We have developed tools for crawling Dark Web content, which allows us to collect data about cybersecurity events (i.e. hacks, SQL injection, DDoS attacks, etc.), leaked data (i.e. pawned email accounts for breached personal data, job titles, names, phone numbers, physical addresses, social media profiles, etc.) and blacklisted email servers.

Dark Web crawling is not an easy process, because Dark Web content is usually not very openly advertised. Collected data are then processed with Machine Learning algorithms such as clustering and classification and we also perform semantic annotation of content. This data can also help information security analyst to search information about cybersecurity incidents in the Dark Web, but also allows us to notify analyst about possible data breach or preparation of illegal activities on the Dark Web.

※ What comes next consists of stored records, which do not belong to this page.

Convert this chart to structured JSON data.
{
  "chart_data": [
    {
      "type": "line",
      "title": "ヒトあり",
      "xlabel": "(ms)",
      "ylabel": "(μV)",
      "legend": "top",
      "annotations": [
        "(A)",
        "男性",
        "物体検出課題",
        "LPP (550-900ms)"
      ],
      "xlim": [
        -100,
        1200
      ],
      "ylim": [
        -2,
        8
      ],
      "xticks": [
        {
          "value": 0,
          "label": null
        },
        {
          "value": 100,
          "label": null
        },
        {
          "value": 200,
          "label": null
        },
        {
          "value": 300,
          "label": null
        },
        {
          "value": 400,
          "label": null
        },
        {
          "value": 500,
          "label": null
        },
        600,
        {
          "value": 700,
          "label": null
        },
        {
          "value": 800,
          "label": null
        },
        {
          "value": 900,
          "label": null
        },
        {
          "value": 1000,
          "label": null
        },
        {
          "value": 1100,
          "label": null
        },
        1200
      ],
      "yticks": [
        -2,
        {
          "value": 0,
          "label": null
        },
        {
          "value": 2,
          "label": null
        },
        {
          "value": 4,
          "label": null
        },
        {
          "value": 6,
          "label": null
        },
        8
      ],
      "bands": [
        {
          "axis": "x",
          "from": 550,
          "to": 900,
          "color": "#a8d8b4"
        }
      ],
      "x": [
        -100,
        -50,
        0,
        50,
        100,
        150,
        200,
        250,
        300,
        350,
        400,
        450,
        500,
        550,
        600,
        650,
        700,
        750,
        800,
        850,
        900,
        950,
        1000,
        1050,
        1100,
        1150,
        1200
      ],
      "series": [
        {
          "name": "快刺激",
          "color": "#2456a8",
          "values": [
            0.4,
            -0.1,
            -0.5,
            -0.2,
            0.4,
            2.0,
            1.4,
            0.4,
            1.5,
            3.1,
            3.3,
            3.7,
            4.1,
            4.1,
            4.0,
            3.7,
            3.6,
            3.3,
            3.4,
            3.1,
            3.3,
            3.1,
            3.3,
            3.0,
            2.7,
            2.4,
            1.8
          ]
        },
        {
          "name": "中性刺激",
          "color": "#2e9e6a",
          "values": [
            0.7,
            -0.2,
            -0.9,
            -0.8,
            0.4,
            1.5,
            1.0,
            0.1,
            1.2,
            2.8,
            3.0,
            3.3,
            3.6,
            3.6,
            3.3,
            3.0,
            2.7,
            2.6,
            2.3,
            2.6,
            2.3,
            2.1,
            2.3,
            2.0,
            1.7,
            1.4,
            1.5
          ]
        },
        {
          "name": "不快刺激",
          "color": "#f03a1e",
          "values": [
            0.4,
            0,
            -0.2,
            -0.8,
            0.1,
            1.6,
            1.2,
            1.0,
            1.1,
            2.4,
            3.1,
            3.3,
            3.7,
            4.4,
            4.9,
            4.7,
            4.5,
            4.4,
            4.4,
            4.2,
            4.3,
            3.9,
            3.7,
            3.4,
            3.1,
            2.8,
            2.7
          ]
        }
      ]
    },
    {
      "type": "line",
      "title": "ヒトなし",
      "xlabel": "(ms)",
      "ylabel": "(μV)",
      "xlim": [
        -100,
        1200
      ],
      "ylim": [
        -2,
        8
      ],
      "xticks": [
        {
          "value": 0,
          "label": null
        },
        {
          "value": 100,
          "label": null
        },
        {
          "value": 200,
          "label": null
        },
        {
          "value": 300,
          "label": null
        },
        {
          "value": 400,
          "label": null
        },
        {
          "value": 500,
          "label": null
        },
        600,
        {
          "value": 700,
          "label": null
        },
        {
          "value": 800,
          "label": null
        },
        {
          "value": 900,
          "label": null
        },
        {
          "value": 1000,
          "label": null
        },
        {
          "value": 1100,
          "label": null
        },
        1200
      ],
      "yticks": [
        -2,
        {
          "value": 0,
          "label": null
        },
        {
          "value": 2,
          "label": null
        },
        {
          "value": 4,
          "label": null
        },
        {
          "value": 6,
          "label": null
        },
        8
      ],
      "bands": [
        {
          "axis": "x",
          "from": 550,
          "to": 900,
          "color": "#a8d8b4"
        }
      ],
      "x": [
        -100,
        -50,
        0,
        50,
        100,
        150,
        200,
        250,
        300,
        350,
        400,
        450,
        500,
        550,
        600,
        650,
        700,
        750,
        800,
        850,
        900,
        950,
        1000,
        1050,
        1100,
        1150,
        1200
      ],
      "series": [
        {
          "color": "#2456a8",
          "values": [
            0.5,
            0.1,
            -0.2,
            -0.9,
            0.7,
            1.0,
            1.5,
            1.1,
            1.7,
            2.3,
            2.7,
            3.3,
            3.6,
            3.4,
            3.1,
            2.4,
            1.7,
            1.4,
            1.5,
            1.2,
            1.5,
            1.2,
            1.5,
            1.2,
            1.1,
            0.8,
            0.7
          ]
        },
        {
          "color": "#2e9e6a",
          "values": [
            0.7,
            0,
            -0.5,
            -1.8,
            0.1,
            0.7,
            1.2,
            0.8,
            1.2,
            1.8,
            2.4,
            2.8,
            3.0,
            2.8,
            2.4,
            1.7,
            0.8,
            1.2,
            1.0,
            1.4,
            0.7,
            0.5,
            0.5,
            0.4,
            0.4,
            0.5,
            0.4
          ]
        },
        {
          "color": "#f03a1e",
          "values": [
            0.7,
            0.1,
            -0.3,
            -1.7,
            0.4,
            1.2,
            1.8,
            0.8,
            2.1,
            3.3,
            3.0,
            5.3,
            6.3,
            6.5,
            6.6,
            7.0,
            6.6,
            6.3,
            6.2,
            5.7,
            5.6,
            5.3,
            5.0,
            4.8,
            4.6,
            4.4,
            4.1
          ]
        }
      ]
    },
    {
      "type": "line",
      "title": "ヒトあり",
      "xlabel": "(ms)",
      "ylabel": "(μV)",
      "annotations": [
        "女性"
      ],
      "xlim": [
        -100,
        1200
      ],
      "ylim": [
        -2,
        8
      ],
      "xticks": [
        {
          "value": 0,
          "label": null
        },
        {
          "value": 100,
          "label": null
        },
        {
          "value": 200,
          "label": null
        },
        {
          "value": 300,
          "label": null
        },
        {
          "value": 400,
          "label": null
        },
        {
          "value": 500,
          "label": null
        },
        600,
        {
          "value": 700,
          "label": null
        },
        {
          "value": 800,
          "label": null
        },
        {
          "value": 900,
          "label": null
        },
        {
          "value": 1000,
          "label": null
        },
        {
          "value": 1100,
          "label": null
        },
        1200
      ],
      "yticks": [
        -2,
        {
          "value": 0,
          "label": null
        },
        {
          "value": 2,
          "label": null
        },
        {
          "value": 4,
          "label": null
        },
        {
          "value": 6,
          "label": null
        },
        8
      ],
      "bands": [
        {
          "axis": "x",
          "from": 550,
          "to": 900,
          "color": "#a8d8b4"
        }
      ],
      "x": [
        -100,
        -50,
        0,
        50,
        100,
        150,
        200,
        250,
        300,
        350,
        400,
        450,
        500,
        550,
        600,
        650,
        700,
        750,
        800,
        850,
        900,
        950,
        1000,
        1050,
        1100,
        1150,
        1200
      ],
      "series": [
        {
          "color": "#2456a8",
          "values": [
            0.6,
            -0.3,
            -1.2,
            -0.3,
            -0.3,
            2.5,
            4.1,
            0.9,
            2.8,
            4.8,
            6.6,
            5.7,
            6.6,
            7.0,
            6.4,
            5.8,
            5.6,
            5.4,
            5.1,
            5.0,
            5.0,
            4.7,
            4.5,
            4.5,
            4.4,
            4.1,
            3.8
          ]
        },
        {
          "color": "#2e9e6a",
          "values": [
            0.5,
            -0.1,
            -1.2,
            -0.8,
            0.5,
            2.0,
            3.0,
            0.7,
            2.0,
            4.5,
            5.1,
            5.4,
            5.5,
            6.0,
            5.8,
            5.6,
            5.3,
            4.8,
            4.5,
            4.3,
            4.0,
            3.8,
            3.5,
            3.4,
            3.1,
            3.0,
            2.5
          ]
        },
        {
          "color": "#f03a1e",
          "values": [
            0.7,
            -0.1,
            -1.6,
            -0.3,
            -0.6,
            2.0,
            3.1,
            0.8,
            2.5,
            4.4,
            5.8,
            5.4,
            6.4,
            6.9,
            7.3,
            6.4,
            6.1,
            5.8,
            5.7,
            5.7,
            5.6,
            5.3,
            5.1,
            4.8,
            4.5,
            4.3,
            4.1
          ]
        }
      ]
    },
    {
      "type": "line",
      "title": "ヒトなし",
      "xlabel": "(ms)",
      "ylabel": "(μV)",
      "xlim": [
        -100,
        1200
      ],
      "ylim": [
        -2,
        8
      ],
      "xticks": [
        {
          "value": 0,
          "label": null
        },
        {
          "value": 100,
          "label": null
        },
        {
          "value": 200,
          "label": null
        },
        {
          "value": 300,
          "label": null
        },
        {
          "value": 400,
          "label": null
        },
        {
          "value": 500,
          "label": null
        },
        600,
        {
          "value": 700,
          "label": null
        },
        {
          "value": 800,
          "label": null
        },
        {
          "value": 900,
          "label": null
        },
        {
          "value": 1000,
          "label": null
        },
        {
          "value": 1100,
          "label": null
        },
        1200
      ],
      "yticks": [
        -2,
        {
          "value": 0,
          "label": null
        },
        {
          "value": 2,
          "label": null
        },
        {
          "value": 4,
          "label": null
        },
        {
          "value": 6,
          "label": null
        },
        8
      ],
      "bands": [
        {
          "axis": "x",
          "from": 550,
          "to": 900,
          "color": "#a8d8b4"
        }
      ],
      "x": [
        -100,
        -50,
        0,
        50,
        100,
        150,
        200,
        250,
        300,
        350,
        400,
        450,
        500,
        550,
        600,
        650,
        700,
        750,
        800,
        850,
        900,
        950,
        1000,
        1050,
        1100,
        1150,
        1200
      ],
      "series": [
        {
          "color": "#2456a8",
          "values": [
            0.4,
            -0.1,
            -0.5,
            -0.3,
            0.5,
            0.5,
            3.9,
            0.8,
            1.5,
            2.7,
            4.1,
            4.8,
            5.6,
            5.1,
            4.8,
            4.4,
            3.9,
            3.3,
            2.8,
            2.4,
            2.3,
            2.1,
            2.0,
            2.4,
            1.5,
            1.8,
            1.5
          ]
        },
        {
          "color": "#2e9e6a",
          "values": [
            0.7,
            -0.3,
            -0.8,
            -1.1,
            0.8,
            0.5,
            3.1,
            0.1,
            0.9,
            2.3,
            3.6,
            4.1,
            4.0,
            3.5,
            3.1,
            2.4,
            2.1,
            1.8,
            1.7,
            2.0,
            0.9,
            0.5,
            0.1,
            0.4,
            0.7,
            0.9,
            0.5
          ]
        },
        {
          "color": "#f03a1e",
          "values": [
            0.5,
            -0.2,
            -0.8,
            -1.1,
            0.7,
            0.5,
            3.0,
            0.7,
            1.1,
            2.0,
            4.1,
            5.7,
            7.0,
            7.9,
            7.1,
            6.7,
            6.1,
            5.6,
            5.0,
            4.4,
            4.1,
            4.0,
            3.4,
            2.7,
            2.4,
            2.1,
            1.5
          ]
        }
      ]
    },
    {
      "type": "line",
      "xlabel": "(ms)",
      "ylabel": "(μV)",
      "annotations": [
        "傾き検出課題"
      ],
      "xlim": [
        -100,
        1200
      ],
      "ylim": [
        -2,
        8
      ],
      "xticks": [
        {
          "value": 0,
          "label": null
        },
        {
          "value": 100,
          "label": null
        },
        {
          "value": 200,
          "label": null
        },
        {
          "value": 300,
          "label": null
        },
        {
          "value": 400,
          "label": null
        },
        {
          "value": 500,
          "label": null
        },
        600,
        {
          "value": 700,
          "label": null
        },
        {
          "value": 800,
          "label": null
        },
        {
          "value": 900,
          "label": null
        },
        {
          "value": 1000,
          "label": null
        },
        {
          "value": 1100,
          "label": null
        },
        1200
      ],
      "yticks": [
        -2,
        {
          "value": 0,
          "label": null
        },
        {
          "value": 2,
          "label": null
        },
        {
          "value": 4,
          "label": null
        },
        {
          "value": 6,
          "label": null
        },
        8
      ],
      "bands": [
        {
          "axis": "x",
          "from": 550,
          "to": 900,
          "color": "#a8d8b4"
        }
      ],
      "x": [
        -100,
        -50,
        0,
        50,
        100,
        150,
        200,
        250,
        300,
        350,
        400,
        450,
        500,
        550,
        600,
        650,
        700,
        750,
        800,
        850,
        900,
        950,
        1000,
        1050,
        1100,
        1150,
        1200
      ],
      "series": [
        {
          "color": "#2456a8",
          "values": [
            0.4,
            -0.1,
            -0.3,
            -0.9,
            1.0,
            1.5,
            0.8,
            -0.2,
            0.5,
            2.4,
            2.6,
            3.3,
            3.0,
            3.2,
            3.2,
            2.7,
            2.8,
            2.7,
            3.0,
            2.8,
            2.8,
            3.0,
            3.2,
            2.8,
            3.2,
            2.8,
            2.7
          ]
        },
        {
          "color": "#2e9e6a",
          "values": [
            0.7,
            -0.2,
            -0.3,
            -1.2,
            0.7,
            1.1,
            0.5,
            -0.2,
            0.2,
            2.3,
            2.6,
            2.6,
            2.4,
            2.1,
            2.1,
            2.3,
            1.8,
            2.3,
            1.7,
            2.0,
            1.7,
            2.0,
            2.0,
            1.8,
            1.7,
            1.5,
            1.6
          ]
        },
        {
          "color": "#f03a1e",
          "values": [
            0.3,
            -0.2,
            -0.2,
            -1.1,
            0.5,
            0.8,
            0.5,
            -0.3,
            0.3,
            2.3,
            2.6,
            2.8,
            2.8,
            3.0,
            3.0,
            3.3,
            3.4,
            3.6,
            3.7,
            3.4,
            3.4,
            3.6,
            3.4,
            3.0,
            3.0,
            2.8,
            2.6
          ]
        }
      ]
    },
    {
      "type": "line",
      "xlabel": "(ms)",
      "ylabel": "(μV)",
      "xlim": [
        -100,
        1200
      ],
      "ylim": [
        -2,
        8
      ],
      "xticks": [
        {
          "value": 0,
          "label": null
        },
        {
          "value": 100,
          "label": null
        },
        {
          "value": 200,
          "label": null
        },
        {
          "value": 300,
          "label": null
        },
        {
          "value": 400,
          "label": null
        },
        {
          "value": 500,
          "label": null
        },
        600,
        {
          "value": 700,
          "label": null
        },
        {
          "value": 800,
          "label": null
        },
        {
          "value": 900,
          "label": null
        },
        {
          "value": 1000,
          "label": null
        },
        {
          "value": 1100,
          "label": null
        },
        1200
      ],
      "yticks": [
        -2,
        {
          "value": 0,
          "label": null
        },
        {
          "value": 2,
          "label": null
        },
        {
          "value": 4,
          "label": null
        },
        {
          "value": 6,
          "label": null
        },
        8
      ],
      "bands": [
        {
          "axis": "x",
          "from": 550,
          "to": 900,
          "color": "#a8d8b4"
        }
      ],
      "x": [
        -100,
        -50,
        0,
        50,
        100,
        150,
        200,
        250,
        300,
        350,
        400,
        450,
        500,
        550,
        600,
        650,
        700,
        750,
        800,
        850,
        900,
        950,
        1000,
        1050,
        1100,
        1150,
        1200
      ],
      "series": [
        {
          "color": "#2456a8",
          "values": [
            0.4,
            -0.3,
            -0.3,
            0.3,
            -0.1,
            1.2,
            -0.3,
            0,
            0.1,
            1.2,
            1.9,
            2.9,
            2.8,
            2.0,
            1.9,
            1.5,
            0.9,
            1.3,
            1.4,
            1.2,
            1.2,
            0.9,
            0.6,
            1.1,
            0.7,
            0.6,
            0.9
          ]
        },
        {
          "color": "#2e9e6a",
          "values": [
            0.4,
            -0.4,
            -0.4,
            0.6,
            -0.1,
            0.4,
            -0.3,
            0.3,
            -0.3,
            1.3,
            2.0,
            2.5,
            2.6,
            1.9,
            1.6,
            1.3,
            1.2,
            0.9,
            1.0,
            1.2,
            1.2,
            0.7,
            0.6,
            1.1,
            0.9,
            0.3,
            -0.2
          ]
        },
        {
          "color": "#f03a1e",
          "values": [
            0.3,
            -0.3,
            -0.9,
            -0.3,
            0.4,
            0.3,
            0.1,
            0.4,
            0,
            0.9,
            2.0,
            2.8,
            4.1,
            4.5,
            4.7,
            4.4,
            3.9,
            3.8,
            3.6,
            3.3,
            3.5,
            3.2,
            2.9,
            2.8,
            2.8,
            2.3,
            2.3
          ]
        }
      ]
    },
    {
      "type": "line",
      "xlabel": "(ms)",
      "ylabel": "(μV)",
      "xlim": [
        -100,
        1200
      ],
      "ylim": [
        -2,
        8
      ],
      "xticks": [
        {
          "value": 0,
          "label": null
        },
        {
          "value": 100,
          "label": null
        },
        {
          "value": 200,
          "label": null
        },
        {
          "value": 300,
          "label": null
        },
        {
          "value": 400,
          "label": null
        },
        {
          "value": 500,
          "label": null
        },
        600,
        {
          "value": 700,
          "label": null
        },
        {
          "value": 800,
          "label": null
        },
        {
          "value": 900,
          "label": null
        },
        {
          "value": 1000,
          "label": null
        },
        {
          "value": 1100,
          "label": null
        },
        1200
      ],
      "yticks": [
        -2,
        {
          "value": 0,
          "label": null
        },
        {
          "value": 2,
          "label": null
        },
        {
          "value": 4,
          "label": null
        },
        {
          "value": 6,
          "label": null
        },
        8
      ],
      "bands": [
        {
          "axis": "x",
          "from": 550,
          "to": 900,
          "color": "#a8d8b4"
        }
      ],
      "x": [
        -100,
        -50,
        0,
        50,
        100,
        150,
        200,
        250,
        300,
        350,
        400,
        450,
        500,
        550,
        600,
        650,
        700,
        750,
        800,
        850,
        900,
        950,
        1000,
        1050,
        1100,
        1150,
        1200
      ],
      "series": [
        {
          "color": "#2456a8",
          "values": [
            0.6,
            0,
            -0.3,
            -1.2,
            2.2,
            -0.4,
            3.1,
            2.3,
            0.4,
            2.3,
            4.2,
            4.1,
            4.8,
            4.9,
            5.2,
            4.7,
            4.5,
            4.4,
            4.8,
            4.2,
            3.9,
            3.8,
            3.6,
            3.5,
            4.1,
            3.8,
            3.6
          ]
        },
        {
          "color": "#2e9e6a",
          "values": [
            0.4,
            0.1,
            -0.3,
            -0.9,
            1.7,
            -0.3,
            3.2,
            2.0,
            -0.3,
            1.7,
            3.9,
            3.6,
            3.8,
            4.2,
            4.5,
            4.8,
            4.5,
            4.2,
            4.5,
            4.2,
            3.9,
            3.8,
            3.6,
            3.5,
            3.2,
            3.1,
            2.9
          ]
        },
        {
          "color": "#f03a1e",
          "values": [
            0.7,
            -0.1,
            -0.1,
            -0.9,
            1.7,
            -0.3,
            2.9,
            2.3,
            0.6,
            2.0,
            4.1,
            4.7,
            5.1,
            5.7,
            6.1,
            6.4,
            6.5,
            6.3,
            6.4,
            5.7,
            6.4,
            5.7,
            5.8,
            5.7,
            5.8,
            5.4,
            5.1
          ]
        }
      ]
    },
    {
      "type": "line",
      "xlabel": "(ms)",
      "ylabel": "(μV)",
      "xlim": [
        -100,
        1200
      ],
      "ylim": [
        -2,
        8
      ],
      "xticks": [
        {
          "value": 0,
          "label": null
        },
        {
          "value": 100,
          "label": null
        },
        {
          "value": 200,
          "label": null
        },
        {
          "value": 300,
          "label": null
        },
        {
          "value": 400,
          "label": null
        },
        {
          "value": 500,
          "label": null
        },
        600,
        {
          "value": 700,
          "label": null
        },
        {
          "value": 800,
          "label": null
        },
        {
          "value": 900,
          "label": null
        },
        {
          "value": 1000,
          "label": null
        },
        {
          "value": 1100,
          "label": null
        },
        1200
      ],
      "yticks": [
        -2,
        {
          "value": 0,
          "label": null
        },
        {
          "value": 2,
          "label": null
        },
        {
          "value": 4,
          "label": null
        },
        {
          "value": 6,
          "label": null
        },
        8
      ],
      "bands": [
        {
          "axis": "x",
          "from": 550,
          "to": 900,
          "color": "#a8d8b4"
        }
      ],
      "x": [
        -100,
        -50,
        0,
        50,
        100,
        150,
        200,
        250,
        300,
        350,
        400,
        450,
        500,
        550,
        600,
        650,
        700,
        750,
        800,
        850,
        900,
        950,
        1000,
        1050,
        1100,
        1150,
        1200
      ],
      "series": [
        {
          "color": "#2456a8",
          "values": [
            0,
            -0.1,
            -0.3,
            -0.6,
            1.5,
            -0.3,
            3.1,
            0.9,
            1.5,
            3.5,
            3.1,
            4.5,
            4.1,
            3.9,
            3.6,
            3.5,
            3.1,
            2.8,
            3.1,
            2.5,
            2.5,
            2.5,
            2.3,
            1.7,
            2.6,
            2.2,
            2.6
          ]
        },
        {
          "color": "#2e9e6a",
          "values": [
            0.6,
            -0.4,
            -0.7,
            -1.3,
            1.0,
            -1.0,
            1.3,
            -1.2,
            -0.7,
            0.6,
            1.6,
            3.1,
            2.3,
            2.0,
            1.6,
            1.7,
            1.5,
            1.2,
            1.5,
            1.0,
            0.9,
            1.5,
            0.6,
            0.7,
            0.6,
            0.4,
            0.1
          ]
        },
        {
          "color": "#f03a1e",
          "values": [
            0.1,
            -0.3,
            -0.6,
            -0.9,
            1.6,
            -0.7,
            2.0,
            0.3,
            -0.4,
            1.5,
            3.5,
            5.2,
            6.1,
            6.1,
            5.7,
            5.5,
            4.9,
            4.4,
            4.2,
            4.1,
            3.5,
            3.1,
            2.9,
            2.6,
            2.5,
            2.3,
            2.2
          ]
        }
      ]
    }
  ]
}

During the project, we have developed and implemented methods and algorithms for knowledge extraction, clustering, and text classification of data from unstructured and structured sources. Our tools are collecting most of the global news stories in different languages in real-time, semantically enrich them and automatically process them, and we developed API to collect data from news articles in order to identify and automatically process news articles reporting about cyber-attacks, malicious activities, breached data and other types of cybersecurity incidents.

We also developed APIs to collect data from the Dark Web, identify pawned emails, breached data from personal accounts and blacklisted mail servers.

Integration of our tools into CyberSANE platform will help us to generate reports and perform analysis of global cybercrime activity and to provide these reports and analysis to other CyberSANE components.

While the internet and Dark Web is a mess of a lot of information (structured, unstructured, in different languages), the purpose of our tools is to extract meaningful knowledge. This knowledge could be used for the analysis of cybersecurity incidents and to identify potential threats for the critical infrastructures.